M. le président David Valence. Nous accueillons à présent M. Dominique Riquet, député européen, membre de la commission des transports du Parlement européen et dont nous connaissons le travail, notamment celui réalisé ces derniers mois à propos de la révision du réseau RTE-T.

Monsieur le député, nous avons entendu mardi dernier M. Olivier Guersent, directeur général de la concurrence de la Commission européenne et nous venons de recevoir le témoignage de M. Kristian Schmidt, directeur des transports terrestres de la même Commission européenne. Nous aimerions connaître le regard que vous portez sur la politique menée en France en matière d’infrastructures ferroviaires de manière générale, et d’infrastructures dédiées au fret en particulier ; mais également sur la manière dont les investissements français pourraient être plus explicitement dirigés vers des réalisations permettant de développer le fret dans notre pays et sur notre continent.

Mais l’objectif de cette commission d’enquête, qui a été demandée par le groupe de la Gauche démocrate et républicaine, est plus vaste. Nous souhaitons d’abord comprendre les raisons du déclin de la part modale du fret ferroviaire en France depuis le début des années 2000, et plus globalement d’ailleurs, puisqu’il était engagé auparavant, depuis la fin des années 1970. Nous cherchons également à cerner le rôle qu’a pu jouer la libéralisation du marché dans ce déclin de la part modale. Enfin, les membres de cette commission d’enquête s’interrogent collectivement sur les fondements de la décision prise par le gouvernement français de retenir une solution de discontinuité pour faire pièce au risque d’une condamnation de Fret SNCF à rembourser les aides publiques de 5,3 milliards d’euros regardées comme indues par la Commission européenne.

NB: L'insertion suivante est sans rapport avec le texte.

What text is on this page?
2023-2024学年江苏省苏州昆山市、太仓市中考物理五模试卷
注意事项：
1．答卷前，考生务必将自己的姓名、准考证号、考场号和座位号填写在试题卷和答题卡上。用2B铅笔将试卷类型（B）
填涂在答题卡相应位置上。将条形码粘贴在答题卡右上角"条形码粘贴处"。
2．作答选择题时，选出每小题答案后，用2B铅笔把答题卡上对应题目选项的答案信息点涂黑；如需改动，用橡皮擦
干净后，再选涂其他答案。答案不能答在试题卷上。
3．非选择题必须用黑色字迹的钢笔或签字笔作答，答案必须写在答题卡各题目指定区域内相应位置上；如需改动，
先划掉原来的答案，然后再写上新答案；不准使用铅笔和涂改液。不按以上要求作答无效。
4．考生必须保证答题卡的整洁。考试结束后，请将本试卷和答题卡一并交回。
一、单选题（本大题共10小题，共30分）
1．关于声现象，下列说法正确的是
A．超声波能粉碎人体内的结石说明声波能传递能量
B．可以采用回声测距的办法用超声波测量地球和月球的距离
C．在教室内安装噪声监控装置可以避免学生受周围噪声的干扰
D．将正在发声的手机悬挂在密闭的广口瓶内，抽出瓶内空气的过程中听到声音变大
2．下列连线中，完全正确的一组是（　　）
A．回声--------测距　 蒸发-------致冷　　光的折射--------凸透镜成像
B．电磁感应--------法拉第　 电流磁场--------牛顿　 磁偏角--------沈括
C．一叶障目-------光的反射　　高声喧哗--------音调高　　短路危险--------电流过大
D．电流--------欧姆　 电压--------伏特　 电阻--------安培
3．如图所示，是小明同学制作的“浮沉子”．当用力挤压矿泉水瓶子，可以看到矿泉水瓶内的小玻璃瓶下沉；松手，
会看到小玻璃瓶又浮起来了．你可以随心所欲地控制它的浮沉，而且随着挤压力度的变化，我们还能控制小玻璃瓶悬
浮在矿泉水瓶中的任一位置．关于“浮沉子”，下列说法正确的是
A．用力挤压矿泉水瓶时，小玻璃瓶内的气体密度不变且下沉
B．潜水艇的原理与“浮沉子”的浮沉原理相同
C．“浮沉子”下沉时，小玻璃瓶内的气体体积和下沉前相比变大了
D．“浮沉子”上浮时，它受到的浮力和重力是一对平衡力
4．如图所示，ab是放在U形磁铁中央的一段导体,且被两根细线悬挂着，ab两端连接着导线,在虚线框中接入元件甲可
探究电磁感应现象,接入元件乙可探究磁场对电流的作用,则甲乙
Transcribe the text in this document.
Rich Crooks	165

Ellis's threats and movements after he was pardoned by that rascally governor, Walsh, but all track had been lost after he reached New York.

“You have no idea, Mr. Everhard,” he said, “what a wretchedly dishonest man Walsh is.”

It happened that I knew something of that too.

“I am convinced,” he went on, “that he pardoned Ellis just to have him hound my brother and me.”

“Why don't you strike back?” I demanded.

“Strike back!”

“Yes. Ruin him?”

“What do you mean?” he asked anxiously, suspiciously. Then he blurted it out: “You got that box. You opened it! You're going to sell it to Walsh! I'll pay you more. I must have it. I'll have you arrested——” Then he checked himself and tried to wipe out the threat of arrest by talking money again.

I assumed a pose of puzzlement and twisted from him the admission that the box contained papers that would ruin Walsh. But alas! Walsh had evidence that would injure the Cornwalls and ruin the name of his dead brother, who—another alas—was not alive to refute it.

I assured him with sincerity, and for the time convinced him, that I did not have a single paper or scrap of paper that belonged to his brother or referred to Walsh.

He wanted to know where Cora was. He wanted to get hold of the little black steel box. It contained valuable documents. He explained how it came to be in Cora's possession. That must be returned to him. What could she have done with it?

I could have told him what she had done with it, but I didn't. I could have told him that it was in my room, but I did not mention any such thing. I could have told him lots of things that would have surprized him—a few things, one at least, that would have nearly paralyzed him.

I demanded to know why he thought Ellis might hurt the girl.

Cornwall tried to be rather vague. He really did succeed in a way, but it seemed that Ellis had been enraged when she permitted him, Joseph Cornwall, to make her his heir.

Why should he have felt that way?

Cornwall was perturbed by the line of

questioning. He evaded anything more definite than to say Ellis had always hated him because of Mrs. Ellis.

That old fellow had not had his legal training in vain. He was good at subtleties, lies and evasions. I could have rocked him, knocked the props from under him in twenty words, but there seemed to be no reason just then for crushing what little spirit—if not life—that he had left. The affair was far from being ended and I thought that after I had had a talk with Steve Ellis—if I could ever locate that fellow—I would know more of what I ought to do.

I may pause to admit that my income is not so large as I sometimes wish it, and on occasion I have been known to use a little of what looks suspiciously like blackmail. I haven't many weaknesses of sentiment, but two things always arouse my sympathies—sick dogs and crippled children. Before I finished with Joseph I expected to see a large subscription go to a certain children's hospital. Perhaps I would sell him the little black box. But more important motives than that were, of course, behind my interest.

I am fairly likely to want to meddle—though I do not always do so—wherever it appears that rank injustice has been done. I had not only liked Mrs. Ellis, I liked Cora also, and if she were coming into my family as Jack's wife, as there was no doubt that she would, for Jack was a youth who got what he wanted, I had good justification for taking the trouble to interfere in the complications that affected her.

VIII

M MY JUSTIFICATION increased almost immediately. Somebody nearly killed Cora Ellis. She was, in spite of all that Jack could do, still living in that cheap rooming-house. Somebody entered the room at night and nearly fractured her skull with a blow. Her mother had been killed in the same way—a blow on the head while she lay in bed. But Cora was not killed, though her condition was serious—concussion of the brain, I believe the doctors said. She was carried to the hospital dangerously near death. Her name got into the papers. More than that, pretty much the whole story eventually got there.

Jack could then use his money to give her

L’article 6 de l’ordonnance du 17 novembre 1958 relative au fonctionnement des assemblées parlementaires impose aux personnes auditionnées par une commission d’enquête de prêter le serment de dire la vérité, toute la vérité, rien que la vérité. Je vous invite donc à lever la main droite et à dire : « Je le jure. »

(M. Dominique Riquet prête serment.)

M. Dominique Riquet, député européen. Je tiens à vous dire en préambule que j’ai été impressionné par la qualité des personnalités que vous avez déjà auditionnées et je me demande si je pourrai ajouter des éléments substantiels à ceux qui vous ont été déjà transmis par les prestigieux intervenants précédents.

J’évoque d’abord l’histoire du fret ferroviaire. En 1840, le rail représentait 2 % du trafic de marchandises quand la part de la route était de 70 %. En 1924, qui fut l’apogée du fret ferroviaire, la proportion était complètement inversée, le rail occupait une place prépondérante, avec 78 %, contre 10 % pour la route. Par la suite, la révolution pétrolière a consacré la domination de la route et désormais, la part modale du fret s’établit environ à 10 % en France.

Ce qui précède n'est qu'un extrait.